This clash of worldviews is not clear at first to many, but once you see it, you will recognize its surprisingly ubiquitous reach. And once a person has been converted to the Critical Theory worldview, that person’s thinking, believing, and acting will fall in line with these cynical theories. Only a de-conversion will stop them from rejecting key parts of Biblical teaching.

More and more, I am hearing from university-age and young adults who grew up in church but, after attending universities and work environments where these ideas are taught and supported, are struggling with their faith. Their parents often lament that their children live in a world where everyone thinks their parent’s church is racist, misogynistic and homophobic.

In many ways, the world is out-discipling us.

We have to wake up and take distinct actions to fight back . The stakes could not be higher. The spiritual weapons we must fight with, as parents and churches, are the beliefs and ways of thinking based upon God’s Word. As Paul says,

“We demolish arguments and every pretension that sets itself up against the knowledge of God, and we take captive every thought to make it obedient to Christ” (2 Corinthians 10:5).

We must move back to disciple making. We must make deep, authentic, and substantive disciples. There is no other way forward.

At RENEW.org we plan to take a stand and help renew churches, leaders, and everyday disciples of Jesus in this battle. We will be providing key resources as they become available in the months and years ahead.

Here are three key books as a starting point for understanding this “long march.”

Cynical Theories: How Activist Scholarship Made Everything about Race, by Helen Pluckrose and James Lindsay

The march through the institutions of our society is gaining so much speed that classic liberals (philosophically and politically) are joining political conservatives in their concerns and push back against what is happening. Two self-proclaimed liberals (and atheists) have written one of the best critiques of critical theories. Helen Pluckrose and James Lindsay wrote a book in which the title Critical Theories is crossed out in favor of the title Cynical Theories, with the subtitle How Activist Scholarship Made Everything about Race, Gender, and Identity and Why This Harms Everyone (Pitchstone). This book explains Critical Theory, Critical Race Theory, Critical Gender Theory, etc. and will help you understand why more and more churches, church leaders, and conservative disciples will automatically be labeled racist, misogynistic, homophobic, etc.—and why more and more church leaders and disciples will find themselves confused, cancelled and discriminated against. It is a must read for every church leader who wants to be informed about the direction of our culture.

Live Not by Lies: A Manual for Christian Dissidents, by Rod Dreher

Rod Dreher wrote Live Not by Lies (Penguin Random House) as a less scholarly and more accessible book. It describes an emerging “soft totalitarianism” that more and more of us will be experiencing in universities, politics, human resource departments, and other areas of life.

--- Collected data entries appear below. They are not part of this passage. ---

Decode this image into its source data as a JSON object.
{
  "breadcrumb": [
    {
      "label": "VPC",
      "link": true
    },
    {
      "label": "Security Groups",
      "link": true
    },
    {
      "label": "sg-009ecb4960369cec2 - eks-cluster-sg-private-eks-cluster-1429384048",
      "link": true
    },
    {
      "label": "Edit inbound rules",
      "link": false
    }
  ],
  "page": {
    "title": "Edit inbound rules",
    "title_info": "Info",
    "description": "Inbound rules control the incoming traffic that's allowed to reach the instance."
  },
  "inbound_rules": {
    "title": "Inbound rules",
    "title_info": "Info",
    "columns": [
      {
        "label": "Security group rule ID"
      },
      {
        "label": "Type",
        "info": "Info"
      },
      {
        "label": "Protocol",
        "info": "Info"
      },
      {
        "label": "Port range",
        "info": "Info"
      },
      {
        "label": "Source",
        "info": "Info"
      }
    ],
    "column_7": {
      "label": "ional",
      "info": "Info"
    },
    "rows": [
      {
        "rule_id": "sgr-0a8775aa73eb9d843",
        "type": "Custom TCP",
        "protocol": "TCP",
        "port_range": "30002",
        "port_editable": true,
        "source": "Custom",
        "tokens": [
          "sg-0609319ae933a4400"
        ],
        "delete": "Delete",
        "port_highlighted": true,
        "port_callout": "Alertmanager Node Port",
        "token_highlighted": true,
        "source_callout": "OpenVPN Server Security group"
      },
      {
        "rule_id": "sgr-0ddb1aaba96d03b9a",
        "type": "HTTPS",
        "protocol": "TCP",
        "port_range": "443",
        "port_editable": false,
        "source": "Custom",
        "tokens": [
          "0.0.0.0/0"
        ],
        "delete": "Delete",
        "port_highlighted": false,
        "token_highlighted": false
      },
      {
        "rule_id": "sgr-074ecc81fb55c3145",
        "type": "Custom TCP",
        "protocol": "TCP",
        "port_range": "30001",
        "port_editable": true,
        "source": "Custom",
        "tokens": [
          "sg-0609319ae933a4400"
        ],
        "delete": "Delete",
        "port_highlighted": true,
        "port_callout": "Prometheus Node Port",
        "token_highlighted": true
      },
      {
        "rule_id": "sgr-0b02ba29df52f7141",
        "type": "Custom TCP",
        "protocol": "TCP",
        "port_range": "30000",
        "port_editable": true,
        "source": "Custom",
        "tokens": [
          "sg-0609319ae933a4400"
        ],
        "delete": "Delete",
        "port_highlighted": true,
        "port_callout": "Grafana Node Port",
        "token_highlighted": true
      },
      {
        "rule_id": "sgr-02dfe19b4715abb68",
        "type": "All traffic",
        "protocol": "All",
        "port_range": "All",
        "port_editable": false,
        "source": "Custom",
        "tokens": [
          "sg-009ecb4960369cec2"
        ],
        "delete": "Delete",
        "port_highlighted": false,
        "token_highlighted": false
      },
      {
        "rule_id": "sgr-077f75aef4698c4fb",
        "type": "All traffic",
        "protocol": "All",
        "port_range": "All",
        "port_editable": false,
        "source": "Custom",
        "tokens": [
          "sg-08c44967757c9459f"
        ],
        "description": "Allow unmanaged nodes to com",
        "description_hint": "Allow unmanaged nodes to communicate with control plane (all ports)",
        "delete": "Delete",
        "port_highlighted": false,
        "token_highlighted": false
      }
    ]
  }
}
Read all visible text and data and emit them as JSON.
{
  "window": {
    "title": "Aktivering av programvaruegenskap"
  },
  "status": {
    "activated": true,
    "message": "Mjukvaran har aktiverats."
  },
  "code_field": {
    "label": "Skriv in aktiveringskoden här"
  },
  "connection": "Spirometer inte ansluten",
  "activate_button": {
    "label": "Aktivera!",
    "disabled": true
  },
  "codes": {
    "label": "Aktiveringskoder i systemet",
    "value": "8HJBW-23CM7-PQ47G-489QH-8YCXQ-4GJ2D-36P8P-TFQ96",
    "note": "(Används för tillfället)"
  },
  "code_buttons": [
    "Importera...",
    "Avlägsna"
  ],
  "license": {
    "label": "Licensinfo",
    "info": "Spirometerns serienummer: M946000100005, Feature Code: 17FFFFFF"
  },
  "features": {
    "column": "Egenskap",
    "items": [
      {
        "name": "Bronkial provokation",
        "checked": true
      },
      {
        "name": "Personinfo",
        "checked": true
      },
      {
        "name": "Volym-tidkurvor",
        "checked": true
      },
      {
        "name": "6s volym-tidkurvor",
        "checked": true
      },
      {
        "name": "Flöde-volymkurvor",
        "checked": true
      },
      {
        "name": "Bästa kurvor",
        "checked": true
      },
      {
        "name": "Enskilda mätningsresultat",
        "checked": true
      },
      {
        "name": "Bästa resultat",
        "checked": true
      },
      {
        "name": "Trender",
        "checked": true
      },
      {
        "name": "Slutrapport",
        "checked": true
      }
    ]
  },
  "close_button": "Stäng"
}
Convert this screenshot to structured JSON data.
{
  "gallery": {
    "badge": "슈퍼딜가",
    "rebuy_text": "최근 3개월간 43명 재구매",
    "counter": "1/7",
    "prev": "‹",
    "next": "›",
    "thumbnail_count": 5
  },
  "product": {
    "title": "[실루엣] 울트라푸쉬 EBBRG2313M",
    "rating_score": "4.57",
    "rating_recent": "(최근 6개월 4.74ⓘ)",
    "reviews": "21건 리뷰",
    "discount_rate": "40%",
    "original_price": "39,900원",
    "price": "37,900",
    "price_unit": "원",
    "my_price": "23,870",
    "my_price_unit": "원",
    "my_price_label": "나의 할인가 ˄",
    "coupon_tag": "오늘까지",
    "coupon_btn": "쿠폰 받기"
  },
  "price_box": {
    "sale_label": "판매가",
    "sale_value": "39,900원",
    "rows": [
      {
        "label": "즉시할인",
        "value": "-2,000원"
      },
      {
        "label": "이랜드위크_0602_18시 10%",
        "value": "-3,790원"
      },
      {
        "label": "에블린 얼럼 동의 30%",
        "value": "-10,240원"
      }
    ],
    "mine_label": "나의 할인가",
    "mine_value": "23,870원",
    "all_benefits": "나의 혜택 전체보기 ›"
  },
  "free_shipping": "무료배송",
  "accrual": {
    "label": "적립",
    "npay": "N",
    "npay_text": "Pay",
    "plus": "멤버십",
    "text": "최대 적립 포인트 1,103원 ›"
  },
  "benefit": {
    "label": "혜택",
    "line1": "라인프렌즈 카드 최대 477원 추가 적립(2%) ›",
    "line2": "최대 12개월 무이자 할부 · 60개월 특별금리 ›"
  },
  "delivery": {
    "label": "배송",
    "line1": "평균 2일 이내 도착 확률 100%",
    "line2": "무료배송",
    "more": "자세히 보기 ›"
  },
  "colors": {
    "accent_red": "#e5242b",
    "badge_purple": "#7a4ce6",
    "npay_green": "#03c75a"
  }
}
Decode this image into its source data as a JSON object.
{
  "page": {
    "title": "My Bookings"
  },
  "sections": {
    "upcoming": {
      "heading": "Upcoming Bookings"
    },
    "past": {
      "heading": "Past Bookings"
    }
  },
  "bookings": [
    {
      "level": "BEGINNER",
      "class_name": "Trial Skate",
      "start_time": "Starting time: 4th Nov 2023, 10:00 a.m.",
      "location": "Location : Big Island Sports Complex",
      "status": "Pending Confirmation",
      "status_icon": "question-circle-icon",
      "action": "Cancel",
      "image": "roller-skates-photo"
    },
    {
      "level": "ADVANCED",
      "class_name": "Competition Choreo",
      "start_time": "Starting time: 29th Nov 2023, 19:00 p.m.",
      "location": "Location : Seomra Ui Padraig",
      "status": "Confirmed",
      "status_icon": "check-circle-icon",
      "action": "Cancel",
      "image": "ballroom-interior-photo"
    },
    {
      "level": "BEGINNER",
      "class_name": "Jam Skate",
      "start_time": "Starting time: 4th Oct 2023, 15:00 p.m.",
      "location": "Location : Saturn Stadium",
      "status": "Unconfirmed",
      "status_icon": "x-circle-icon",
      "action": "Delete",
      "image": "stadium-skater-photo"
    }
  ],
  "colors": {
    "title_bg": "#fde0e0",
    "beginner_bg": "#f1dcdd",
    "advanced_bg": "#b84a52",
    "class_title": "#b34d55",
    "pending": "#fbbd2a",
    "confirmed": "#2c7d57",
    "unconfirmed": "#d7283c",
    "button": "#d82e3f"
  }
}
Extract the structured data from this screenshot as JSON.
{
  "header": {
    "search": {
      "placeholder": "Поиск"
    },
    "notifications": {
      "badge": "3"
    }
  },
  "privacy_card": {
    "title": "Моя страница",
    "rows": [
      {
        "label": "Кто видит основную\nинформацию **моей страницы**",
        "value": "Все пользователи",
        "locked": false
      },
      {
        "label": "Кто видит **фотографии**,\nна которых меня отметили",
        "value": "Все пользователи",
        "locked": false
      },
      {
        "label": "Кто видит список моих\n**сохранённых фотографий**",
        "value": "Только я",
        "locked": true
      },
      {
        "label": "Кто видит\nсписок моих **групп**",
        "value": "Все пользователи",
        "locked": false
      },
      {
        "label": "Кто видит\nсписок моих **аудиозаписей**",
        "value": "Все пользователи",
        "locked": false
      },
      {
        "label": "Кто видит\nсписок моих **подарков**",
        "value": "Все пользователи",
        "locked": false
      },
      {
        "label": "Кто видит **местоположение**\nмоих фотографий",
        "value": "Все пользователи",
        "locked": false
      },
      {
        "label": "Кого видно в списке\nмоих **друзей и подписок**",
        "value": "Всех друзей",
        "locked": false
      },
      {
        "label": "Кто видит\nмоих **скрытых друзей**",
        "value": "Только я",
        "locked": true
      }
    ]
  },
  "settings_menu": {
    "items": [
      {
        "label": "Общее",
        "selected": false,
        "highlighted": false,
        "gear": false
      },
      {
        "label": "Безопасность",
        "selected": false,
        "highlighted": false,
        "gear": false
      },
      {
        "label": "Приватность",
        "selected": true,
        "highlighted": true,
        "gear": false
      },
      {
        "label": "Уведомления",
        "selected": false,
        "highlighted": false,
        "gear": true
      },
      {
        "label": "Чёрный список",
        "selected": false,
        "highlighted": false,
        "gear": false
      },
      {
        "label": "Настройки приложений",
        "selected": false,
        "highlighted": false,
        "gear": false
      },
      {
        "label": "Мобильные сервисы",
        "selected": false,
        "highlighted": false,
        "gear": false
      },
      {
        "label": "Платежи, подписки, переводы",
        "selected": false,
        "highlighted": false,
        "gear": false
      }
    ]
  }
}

The book describes how disciples of Jesus in communist countries clung together in discipling groups (our language, not Dreher’s) to survive persecution in the former Soviet Union, and how we must learn to do the same today—even if the “soft totalitarianism” of our time differs from the more overt totalitarianism of Soviet communism. Live Not by Lies is good primer that will train disciples for faithfulness in the midst of hostilities that will come in the future, as more and more in the North American culture adopt a post-truth and cultural Marxist mindset.

Confronting Injustice without Compromising Truth, by Thaddeus J. Williams

Thaddeus J. Williams just recently edited and published Confronting Injustice Without Compromising Truth (Zondervan Academic). A church leader friend of mine described it as the book he was waiting to find. The authors help Christian leaders think through twelve key questions. My friend Alisa Childers writes, “If you are a Christian concerned about oppression, injustice, racism, and other moral ills that plague our culture, there may not be a more important book your read this year.”

Again, take note: we must go back to disciple making. In many places, our culture is out-discipling the church and our current ways of doing church are not sufficient.

Let’s stand up and ask God to help us! We are praying that God will not let our children and churches be fully captured by cynical beliefs and critical theories. We are praying for revival. We are praying for renewal.

We are praying that God will lead more and more back to King Jesus and His path of repentance and reconciliation. The path of Jesus is what our bitterly divided society needs so badly.

God has renewed societies before.

Our commitment is to renew the teachings of Jesus and ask God to fuel a disciple making movement.

We must help cast a better vision, tell a better story, and show a better way.